Voltaire wanted this accountability to God not for his vendors’ eternal salvation, but as a Total Quality Management System. “…Then I shall be robbed and cuckolded less often,” he concluded.

Voltaire’s earthly needs were best met when his suppliers had some accountability to a third party. Nevertheless, even though it might be a good idea, I don’t see corporate chaplains becoming a growth industry.

American government, however, is a growth industry. Not surprisingly, legislation is cropping up in this area. Reacting to the vacuum left by the demise of trust, legislators are looking at mandating professional integrity and quality by establishing regulatory parameters for certification. This year, for example, Virginia introduced legislation for “licensing …to promote competent management….” Fortunately, the bill died in committee.

Facing a regulatory solution to the trust vacuum, the private sector must catch up. We need certification, not legislative fiat. The International Standards Organization (or ISO 9000)certification has now expanded beyond product and process to include people for precisely this reason.

Certification provides a benchmark for the two essential moorings of capitalist business: standards and accountability. The French observer Alexis de Tocqueville noted that we Americans were a nation of joiners, of private association. Certification is one such association.

Bonding members of a professional community together in adherence to a common code of ethics and behavior provides both standards and accountability.

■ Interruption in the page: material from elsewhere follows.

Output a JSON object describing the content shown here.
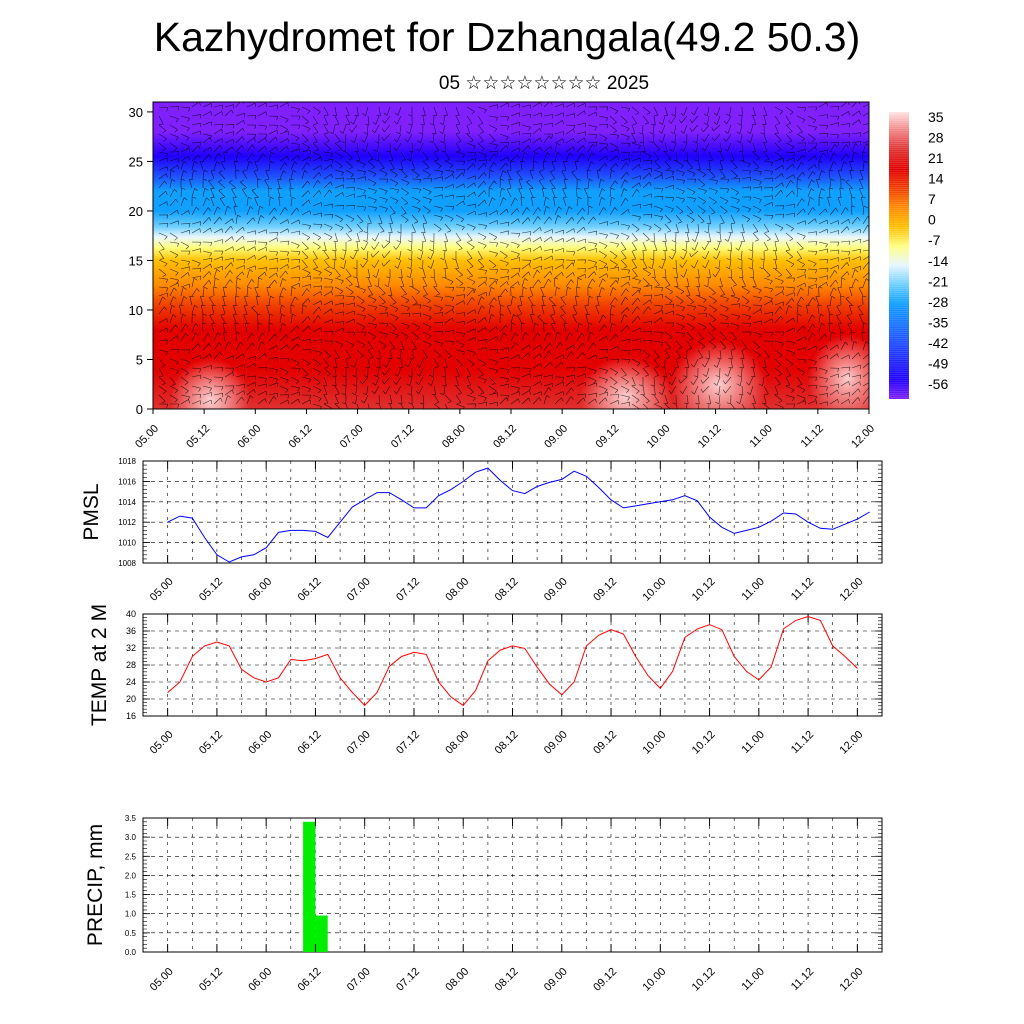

While the growing certification trend is an important one, we should not be too sanguine about the loss of trust it represents. Certification is not a full replacement for personal integrity and the Judeo-Chnstian world view. It is simply a narrow substitute in the post-Nietzchian age.

Looking to Europe’s example, clearly demonstrates the dangers of giving up on old-fashioned American virtues and relying on the law. Bob Buzzell, professor of international marketing at Harvard and George Mason University, says that, to the detriment of European business life, “What is not forbidden, is mandatory.” Integrity and honor are internal controls upon men and women that external artifice cannot hope to replicate.

There is, however, an important place in public life for recognition of an honorable man. The military provides a model for external certification of internal value.

Napoleon once remarked that men would make great sacrifices, even be killed for a scrap of ribbon. The ribbons were marks of distinction to certify the bravery of the soldier. The military understands the centrality of trust. “I will not lie, cheat or steal, nor tolerate anyone who does” is chiseled in stone prominently in our service academies.

Likewise, those words need to be chiseled into every businessman’s soul. Certification would then recognize that integrity, as battle ribbons recognize courage, and provide us a compass for finding the road back to trust.